A 9,000-year-old female hunter burial in the Andes Mountains of South America upends traditional ideas of early human men hunting and women gathering, according to new research.
“An archaeological discovery and analysis of early burial practices overturns the long-held ‘man-the-hunter’ hypothesis,” says Randy Haas, assistant professor of anthropology at the University of California, Davis and the lead author of the study in Science Advances.
“…it’s now clear that sexual division of labor was fundamentally different—likely more equitable—in our species’ deep hunter-gatherer past.”
“We believe that these findings are particularly timely in light of contemporary conversations surrounding gendered labor practices and inequality,” he adds.
“Labor practices among recent hunter-gatherer societies are highly gendered, which might lead some to believe that sexist inequalities in things like pay or rank are somehow ‘natural.’ But it’s now clear that sexual division of labor was fundamentally different—likely more equitable—in our species’ deep hunter-gatherer past.”
In 2018, during archaeological excavations at a high-altitude site called Wilamaya Patjxa in what is now Peru, researchers found an early burial that contained a hunting toolkit with projectile points and animal-processing tools. The objects accompanying people in death tend to be those that accompanied them in life, the researchers say.

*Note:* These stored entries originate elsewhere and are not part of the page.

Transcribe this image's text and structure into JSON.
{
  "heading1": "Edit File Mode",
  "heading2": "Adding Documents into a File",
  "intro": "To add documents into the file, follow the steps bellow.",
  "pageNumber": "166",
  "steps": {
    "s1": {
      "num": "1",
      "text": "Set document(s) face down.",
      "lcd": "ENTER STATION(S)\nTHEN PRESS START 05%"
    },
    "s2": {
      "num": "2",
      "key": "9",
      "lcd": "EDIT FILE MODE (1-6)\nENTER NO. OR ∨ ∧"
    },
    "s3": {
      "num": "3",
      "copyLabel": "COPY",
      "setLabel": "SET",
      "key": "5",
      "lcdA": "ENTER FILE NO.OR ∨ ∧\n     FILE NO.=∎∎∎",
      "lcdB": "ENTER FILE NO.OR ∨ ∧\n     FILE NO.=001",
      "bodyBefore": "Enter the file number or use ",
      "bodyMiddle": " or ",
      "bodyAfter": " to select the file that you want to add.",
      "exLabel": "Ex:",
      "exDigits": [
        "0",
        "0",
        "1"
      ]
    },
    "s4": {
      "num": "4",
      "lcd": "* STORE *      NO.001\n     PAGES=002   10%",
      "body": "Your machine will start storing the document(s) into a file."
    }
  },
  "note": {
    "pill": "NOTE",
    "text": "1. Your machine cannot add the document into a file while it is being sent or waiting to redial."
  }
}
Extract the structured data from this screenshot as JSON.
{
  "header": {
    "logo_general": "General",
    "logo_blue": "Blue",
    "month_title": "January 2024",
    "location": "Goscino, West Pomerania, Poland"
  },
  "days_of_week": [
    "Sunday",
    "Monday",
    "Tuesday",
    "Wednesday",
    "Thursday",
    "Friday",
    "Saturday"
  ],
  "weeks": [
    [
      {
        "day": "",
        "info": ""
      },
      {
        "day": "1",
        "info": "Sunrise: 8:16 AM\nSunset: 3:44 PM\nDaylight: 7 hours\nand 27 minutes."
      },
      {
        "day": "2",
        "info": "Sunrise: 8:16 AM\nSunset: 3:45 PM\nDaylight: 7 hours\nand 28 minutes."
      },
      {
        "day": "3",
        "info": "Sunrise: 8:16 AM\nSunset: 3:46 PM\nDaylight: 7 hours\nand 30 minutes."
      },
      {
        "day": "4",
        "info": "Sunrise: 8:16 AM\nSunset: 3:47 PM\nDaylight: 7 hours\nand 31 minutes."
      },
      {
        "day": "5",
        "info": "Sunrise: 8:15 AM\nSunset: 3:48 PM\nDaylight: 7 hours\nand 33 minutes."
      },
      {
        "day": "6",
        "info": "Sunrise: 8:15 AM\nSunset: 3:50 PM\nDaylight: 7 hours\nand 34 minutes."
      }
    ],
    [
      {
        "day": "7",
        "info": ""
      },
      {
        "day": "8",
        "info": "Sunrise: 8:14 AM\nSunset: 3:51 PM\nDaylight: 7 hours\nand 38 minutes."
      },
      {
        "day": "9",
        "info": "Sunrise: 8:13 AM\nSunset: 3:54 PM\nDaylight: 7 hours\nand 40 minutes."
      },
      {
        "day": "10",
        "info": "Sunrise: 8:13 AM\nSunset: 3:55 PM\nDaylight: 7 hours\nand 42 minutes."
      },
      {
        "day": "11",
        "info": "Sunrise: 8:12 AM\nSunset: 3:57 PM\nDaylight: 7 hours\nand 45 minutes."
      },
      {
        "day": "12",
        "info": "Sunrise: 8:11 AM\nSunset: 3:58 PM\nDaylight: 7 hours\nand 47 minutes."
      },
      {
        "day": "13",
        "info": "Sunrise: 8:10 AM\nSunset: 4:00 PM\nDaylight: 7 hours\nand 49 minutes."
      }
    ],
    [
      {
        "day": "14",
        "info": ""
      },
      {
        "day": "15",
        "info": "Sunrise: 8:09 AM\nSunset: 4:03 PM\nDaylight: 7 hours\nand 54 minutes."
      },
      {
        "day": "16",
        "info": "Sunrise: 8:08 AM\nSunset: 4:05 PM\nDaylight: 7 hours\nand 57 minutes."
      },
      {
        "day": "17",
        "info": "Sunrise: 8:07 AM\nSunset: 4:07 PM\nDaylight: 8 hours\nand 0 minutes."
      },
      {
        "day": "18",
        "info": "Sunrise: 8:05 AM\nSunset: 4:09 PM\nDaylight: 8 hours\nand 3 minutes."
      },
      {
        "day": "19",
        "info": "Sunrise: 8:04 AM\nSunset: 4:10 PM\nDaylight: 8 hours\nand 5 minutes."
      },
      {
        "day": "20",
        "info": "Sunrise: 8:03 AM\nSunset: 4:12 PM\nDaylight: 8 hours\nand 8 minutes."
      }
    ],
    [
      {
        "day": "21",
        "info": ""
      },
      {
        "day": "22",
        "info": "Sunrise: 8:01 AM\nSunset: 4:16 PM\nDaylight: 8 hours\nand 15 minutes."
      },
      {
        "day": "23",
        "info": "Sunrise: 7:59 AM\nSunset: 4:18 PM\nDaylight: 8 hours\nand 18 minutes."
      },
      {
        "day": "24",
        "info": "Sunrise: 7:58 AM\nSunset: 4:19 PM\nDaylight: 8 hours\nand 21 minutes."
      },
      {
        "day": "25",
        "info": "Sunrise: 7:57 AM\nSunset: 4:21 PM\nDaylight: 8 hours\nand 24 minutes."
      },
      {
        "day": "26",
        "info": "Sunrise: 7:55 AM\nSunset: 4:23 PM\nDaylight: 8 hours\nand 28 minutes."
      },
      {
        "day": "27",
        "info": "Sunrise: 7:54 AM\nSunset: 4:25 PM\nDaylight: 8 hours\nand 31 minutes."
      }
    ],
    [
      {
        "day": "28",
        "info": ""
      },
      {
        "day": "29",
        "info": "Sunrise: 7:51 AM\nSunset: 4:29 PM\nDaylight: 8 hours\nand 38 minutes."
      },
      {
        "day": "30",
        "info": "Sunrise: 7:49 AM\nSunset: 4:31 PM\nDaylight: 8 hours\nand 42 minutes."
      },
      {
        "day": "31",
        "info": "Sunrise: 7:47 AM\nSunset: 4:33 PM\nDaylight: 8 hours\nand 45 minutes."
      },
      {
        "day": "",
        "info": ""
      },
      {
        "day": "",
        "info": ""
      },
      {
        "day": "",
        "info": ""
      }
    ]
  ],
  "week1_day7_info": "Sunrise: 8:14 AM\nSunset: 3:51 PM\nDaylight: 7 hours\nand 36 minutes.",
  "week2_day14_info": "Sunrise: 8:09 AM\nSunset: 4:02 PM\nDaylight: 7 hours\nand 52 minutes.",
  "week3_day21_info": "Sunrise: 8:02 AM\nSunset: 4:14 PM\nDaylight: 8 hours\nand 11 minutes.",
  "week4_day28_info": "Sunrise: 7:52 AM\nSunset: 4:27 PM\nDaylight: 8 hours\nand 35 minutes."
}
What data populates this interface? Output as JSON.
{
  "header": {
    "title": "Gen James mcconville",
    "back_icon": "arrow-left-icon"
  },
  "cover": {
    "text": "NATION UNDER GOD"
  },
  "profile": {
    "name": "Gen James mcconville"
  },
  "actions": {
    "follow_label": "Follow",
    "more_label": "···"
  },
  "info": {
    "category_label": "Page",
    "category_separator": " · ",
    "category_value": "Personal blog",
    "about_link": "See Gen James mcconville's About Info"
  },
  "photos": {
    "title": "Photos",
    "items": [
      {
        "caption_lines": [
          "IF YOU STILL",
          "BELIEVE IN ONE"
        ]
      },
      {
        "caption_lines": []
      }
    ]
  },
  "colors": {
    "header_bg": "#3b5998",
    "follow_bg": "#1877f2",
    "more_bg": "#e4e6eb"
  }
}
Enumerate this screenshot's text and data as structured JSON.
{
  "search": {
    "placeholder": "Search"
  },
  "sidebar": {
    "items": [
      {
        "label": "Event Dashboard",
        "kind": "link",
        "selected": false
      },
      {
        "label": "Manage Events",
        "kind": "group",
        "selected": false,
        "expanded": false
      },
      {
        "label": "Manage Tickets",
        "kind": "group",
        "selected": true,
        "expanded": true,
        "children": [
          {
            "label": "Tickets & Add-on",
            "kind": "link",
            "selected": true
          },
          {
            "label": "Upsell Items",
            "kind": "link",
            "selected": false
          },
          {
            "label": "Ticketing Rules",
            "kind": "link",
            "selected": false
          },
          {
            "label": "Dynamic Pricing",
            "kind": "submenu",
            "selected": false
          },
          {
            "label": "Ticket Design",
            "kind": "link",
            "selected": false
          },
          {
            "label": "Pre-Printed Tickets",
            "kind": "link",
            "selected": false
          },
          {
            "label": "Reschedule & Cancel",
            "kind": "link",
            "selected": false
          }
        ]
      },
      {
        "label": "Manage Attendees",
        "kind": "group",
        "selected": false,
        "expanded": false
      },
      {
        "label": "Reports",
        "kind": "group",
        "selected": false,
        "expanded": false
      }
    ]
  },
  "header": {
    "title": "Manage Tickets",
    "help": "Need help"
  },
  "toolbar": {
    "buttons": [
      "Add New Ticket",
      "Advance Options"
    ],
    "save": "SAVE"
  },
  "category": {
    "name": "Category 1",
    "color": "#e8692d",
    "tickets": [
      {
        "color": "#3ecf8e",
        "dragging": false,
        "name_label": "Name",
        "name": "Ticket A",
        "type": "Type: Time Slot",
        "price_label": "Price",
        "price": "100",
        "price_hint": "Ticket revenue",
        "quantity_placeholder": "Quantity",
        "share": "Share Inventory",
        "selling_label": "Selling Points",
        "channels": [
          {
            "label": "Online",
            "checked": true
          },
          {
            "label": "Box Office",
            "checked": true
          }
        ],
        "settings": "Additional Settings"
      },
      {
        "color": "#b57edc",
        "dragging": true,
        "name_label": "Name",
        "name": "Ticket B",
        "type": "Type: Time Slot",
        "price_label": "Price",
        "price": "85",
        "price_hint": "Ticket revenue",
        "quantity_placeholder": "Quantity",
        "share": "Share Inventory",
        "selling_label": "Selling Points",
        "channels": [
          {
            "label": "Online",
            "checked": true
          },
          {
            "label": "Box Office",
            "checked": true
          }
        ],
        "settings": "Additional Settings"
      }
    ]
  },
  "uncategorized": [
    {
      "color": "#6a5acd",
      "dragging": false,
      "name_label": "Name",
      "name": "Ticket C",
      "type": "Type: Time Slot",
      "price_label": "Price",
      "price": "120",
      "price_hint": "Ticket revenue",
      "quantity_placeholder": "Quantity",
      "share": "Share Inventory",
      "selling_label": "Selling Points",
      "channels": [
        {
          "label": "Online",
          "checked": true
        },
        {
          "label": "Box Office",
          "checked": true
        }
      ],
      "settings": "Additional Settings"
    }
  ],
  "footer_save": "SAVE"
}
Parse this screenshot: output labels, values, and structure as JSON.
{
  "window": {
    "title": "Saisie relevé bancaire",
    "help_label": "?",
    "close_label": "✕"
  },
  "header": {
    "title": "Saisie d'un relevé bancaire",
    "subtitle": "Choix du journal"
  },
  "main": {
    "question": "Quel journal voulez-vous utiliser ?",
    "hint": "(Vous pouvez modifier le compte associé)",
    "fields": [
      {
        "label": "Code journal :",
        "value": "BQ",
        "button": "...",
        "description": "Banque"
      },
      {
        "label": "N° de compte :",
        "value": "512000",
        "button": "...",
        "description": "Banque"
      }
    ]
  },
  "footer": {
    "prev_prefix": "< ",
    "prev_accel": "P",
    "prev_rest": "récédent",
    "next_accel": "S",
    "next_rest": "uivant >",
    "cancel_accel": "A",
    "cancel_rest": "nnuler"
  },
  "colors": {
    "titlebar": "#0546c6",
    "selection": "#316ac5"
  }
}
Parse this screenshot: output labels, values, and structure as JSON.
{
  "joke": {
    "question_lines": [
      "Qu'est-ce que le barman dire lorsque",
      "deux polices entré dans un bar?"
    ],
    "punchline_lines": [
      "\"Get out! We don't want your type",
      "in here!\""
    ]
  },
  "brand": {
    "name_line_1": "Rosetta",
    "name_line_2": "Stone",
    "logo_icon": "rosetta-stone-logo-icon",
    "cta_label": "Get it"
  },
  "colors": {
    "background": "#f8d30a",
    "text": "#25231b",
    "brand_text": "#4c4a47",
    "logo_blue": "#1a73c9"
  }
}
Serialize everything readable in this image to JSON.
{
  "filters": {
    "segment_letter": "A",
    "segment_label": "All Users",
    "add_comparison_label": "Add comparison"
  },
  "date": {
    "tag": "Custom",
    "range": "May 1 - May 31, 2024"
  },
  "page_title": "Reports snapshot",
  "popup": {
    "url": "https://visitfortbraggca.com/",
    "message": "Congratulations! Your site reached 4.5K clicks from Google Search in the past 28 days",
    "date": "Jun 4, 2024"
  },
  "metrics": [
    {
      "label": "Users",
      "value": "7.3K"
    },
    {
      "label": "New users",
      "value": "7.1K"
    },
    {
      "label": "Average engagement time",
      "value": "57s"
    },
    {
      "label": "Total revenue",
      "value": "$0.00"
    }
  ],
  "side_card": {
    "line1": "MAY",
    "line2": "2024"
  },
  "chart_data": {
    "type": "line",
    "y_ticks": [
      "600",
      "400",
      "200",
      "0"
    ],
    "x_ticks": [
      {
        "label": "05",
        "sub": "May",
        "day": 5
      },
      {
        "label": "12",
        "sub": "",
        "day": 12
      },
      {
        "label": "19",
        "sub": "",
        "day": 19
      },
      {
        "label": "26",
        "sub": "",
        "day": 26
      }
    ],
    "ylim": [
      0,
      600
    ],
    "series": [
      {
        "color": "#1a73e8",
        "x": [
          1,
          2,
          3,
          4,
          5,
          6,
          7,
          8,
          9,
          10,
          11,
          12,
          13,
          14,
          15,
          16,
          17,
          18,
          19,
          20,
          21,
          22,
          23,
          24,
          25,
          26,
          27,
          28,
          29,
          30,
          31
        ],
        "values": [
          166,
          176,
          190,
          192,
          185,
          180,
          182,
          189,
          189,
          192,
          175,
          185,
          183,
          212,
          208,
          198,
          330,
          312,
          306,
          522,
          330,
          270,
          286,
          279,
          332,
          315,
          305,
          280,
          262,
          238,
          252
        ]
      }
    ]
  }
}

They determined that the hunter was likely female based on findings by the team’s osteologist, James Watson of the University of Arizona. Watson’s sex estimate was later confirmed by dental protein analysis conducted by UC Davis postdoctoral researcher Tammy Buonasera and Glendon Parker, an adjunct associate professor.
The surprising discovery of an early female hunter burial led the team to ask whether she was part of a broader pattern of female hunters or merely a one-off. Looking at published records of late Pleistocene and early Holocene burials throughout North and South America, the researchers identified 429 individuals from 107 sites. Of those, 27 individuals were associated with big-game hunting tools—11 were female and 15 were male.
The sample was sufficient to “warrant the conclusion that female participation in early big-game hunting was likely nontrivial,” researchers says. Moreover, the analysis identified the Wilamaya Patjxa female hunter as the earliest hunter burial in the Americas.
Statistical analysis shows that somewhere between 30 to 50% of hunters in these populations were female, the study says. This level of participation stands in stark contrast to recent hunter-gatherers, and even farming and capitalist societies, where hunting is a decidedly male activity with low levels of female participation, certainly under 30%, Haas explains.
Parker, a forensic expert in the environmental toxicology department, helped determine sex through a proteomic technique he recently developed. In Professor Jelmer Eerkens’ lab, Jenny Chen, an undergraduate researcher at the time of the study, discovered the distinct isotopic signature of meat consumption in the bones, further supporting the conclusion that the Wilamaya Patjxa female was a hunter.
While the research answers an old question about sexual division of labor in human societies, it also raises some new ones. The team now wishes to understand how sexual division of labor and its consequences in different times and places changed among hunter-gatherer populations in the Americas.
Additional coauthors of the paper are from the University of Arizona, Penn State, UC Santa Barbara, UC Irvine, and UC Davis.
A National Science Foundation grant contributed to this study.